Part of my spring cleaning ritual (that I actually do once every few months, but especially at the end of a long, dry winter) is to give all my houseplants a cool, cleansing shower. I put several plants — even my banana tree — under the shower for a few minutes, rinsing the tops and undersides of the leaves and drenching the soil until water flows freely out the bottom of the pots.
This thorough washing not only nourishes and hydrates your plants more than their usual drink, but has other benefits too.
The occasional shower helps counteract the low humidity and indoor heating that’s prevalent in winter, removes dust and dirt that may have accumulated on the leaves, allows the plant to “breathe” and photosynthesize more efficiently, and rinses away any pests and their eggs. (Spider mites, in particular, love to hang out on dusty leaves.) Think of it as a deep cleaning for your houseplants, since hand dusting only removes surface dust (and sometimes, merely smears it around).

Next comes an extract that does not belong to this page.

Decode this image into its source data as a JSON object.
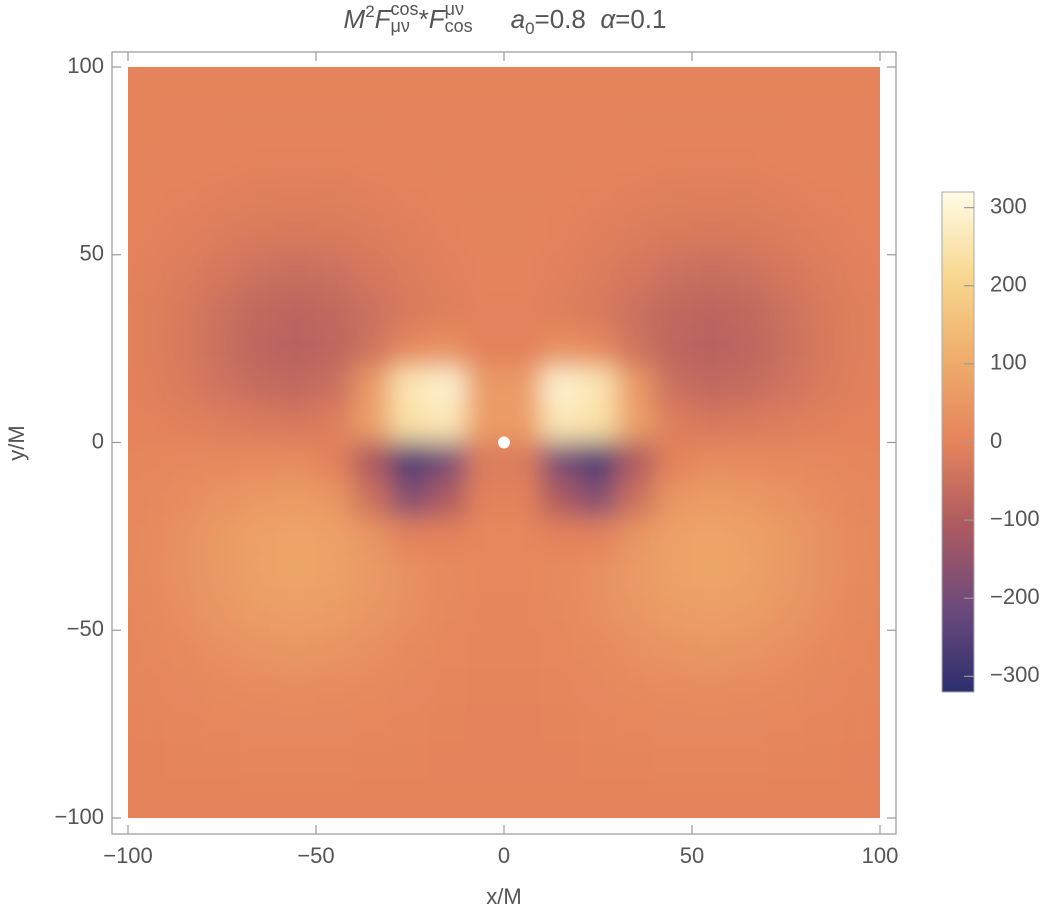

Container plants don’t have the benefit of being surrounded by large amounts of soil to help distribute minerals in their environment, so excess salts (usually fertilizer residue) can build up over time. They’re usually seen as a ring of white, crusty salt deposits around the pot at the soil line and around the drainage hole, and sometimes appear on the exterior of clay pots.
A heavy buildup can eventually lead to wilting, dropping of the lower leaves, brown leaf tips, and reduced growth, as the salts inhibit the plant from taking up water. It seems kind of contradictory — that fertilizer, which is used to promote growth, can actually hinder or harm it — so showering your houseplants should be a chore done once a season, not just spring.
If you’re only showering one or two plants, or multiple smaller plants, you can do so under a sink faucet with a spray head. Otherwise, sticking your plants in the shower or bathtub is the easiest and most effective way to give them a good rinse.
If you see rain in the forecast, you can even just put your plants outside — that’s free water right there! And it’s as pure as you can get, since rainwater has no additives.
(Speaking of additives, if your salt accumulation is mainly due to softened water, you can still shower your plants by collecting the water in a bucket and letting it sit overnight. This allows most of the minerals to settle at the bottom of the bucket. Move your plants to the bathtub, then pour the water over them — remembering to rinse the undersides of the leaves as well — and discard the last one to two inches of water in the bucket.)
Here are a few tips for showering your houseplants:
- Make sure your potted plant has proper drainage.
- Trim any dead, diseased, or discolored leaves, and remove all debris from the soil surface before showering.
- Use plenty of water (at least twice the volume of the pot) to ensure you’re dissolving and flushing all the excess salts from the soil.
- Allow the plants to fully drain before returning them to their saucers or drip trays. Never let them sit in the drained water, as the water can be reabsorbed by the soil and any salts that were washed away will simply go back in the soil.
- Avoid showering plants that don’t like to get their leaves wet (such as African violets, cyclamen, and begonias).